Carol, if any of this doesn't ring true, please, you can toss it, seriously. I'm just writing what comes to me and it could all be way off.
I will take a stab at it, because if it were my dream, I'd want people to. I can pretty much guarantee it's wrong, though.
Ok, here goes.....
I think that while you are on the bike and your entire family is there, that you feel like you have the responsibility of keeping your family safe. I think the fact that the carseat is empty means that you are keeping Charlotte memory safe. It seems like you feel like you have to be the one to do it. And, when you are flying down the hill, and there's stuff coming at you and there's nowhere to go, I think it's like when life has thrown so many scary things at you and you have no choice but to roll with it sometimes. You can't quit or fight, just roll with it.

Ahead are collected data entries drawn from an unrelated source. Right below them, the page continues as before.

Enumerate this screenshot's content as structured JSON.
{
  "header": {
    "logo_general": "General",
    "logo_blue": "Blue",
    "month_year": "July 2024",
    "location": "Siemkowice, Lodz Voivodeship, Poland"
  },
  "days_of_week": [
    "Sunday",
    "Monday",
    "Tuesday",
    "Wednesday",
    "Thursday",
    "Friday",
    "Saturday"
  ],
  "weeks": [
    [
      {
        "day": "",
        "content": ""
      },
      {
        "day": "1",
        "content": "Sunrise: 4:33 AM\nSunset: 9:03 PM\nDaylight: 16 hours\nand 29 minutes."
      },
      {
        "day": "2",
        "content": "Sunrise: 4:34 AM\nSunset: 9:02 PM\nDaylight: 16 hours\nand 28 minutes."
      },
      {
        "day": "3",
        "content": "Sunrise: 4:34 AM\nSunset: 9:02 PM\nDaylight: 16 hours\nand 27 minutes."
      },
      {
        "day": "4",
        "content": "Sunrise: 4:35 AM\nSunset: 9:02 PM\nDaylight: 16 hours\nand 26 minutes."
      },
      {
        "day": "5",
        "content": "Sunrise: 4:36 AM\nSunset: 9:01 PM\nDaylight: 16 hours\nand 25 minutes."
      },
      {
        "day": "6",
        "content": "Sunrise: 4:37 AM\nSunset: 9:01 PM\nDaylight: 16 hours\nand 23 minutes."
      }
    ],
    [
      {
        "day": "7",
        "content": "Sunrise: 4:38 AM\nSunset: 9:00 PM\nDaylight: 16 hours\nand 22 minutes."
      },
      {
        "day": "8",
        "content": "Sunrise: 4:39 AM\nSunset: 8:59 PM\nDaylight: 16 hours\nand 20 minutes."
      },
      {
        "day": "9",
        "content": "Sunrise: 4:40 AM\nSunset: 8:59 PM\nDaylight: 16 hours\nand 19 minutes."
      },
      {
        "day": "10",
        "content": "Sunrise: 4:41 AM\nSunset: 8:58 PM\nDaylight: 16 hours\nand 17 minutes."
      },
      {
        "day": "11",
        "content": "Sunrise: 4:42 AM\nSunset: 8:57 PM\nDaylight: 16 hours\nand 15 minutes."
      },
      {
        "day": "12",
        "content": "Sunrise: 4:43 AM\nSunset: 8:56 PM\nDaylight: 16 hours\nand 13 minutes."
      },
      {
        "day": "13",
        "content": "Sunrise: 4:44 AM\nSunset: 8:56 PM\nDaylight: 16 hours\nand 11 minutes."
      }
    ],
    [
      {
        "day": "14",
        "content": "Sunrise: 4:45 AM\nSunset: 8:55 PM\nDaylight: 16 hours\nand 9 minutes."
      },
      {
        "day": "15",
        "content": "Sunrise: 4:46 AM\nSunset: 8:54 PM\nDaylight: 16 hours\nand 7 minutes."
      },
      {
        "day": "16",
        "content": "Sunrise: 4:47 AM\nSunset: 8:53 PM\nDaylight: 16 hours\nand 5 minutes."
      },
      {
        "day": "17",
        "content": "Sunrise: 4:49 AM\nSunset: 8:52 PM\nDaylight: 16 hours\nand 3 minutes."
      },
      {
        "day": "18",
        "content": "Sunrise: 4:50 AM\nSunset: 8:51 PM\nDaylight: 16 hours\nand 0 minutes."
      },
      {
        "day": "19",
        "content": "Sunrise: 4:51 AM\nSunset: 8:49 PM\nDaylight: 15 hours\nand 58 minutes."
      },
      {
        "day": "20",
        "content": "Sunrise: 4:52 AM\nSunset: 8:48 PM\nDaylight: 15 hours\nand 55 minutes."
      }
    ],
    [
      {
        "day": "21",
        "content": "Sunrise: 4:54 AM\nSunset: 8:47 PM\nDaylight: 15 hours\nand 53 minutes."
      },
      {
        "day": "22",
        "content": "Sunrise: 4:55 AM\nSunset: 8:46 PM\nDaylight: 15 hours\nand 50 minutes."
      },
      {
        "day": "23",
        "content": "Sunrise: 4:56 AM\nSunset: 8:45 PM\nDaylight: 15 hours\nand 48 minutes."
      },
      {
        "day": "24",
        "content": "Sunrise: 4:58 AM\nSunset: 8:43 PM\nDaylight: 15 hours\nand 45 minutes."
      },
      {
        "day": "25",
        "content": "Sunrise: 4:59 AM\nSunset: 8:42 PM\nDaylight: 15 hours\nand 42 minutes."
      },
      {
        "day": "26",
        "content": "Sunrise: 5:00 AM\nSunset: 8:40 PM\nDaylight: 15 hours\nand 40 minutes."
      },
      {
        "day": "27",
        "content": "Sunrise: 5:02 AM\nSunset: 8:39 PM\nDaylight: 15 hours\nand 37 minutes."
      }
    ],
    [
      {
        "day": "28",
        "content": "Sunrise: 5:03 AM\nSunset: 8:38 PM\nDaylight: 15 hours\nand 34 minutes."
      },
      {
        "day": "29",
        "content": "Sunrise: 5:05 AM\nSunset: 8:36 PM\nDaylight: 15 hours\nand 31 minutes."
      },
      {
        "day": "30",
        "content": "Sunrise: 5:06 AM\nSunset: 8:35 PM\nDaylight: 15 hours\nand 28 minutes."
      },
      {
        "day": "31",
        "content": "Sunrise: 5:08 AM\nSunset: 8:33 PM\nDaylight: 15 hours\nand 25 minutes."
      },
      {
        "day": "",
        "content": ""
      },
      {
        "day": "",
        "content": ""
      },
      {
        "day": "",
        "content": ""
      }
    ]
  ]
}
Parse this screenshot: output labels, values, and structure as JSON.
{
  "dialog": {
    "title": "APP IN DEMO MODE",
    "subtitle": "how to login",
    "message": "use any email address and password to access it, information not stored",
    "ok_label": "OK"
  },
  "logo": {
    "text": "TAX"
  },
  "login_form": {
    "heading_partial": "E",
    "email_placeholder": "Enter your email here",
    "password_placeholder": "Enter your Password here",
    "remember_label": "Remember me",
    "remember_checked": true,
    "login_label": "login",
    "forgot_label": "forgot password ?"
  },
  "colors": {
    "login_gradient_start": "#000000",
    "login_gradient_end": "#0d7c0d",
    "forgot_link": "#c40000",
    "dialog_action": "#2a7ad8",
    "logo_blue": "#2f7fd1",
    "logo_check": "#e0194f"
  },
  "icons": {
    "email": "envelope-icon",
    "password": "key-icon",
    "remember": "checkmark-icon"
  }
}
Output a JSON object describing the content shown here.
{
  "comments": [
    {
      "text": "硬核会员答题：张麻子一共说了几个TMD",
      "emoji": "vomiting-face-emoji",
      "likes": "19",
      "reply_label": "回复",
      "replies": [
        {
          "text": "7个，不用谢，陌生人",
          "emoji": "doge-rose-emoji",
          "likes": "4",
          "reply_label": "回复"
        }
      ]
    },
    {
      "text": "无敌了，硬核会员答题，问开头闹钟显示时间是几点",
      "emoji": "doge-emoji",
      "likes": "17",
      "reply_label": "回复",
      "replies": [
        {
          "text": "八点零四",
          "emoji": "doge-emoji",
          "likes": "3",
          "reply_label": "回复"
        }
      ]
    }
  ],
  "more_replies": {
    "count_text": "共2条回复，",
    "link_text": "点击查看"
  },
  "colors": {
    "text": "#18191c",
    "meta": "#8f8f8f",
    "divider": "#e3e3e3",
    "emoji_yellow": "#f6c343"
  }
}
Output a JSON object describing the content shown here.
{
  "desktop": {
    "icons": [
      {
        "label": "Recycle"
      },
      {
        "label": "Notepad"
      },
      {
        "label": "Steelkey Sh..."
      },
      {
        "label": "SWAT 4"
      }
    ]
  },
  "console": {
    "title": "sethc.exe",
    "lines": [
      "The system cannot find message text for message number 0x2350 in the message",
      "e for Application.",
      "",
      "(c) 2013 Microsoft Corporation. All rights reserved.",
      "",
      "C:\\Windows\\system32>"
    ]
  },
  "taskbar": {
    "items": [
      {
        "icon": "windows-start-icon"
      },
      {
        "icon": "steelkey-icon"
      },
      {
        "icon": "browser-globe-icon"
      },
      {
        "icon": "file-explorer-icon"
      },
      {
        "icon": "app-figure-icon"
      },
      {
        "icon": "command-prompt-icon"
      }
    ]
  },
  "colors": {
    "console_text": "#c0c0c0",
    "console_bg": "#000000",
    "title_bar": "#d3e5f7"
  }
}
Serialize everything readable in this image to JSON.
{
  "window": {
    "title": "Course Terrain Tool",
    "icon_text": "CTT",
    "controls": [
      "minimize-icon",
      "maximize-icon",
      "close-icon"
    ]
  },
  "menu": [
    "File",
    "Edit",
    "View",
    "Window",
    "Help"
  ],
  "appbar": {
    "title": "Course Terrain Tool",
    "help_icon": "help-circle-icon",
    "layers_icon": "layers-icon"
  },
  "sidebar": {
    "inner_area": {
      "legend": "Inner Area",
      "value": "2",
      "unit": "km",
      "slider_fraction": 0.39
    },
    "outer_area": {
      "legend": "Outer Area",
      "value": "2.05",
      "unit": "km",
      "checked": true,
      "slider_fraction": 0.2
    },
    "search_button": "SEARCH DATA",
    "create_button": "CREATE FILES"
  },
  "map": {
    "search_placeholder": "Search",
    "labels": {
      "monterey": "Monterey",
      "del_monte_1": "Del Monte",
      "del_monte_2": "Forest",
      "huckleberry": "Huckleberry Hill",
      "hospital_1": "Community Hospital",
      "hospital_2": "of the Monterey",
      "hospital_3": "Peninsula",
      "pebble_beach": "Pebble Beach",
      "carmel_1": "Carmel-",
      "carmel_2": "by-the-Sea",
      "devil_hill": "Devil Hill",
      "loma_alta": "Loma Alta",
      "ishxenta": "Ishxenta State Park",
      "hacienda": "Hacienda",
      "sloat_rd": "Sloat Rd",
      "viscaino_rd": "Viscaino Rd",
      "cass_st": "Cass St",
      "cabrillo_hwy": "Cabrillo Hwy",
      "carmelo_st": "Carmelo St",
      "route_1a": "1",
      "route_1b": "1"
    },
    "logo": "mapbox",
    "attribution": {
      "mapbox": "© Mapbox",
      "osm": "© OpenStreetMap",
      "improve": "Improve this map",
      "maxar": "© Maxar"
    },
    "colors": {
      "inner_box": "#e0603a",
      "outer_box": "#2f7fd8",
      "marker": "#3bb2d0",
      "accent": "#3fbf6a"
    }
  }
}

And, at the end, everything is ok. You are safe in the resturant. Also, when the person comes up and mentions your blog, I think it means that the work you're doing with this blog to keep Charlotte's memory alive and help others through that most difficult time, is doing it's job! You ARE keeping her alive for all to see and love. Also, you'll probably never know how many many people you've helped through a hard time. Also, those of us who haven't lost, to be more compassionate and understanding and tender.
So, I don't know if any of this is right, but it was fun to try. Also, I need to tell you how much you have helped me to appreciate my own kids even more! Just this past Friday, I had to be in NY by 9:30am and I live in CT. About 1 1/2 hour drive. So, we needed to leave between 7:30 and 8am. Not a big deal, except that I hate to be awake in the morning:-) But, I got my youngest (2.5) to bed nice and early at 8pm (that's early for us,hence the late mornings). So, right as the rest of us were heading to bed, the little one woke up competely refreshed at 11pm. She ended up staying awake till 3:30am and then I had trouble falling asleep because I was stressed out about having to get up in a couple hours to get ready. I was up till a little past 4am. Before I read your blog, I would have been upset and resentful. But, now that I have read your words, I was thinking, "You know, Carol would love to be able to be kept up all night with her beautiful baby." So, I made the best of it, and we had a pleasant time. Thank you for that. You are such a wonderful person and I'm honored to "know" you.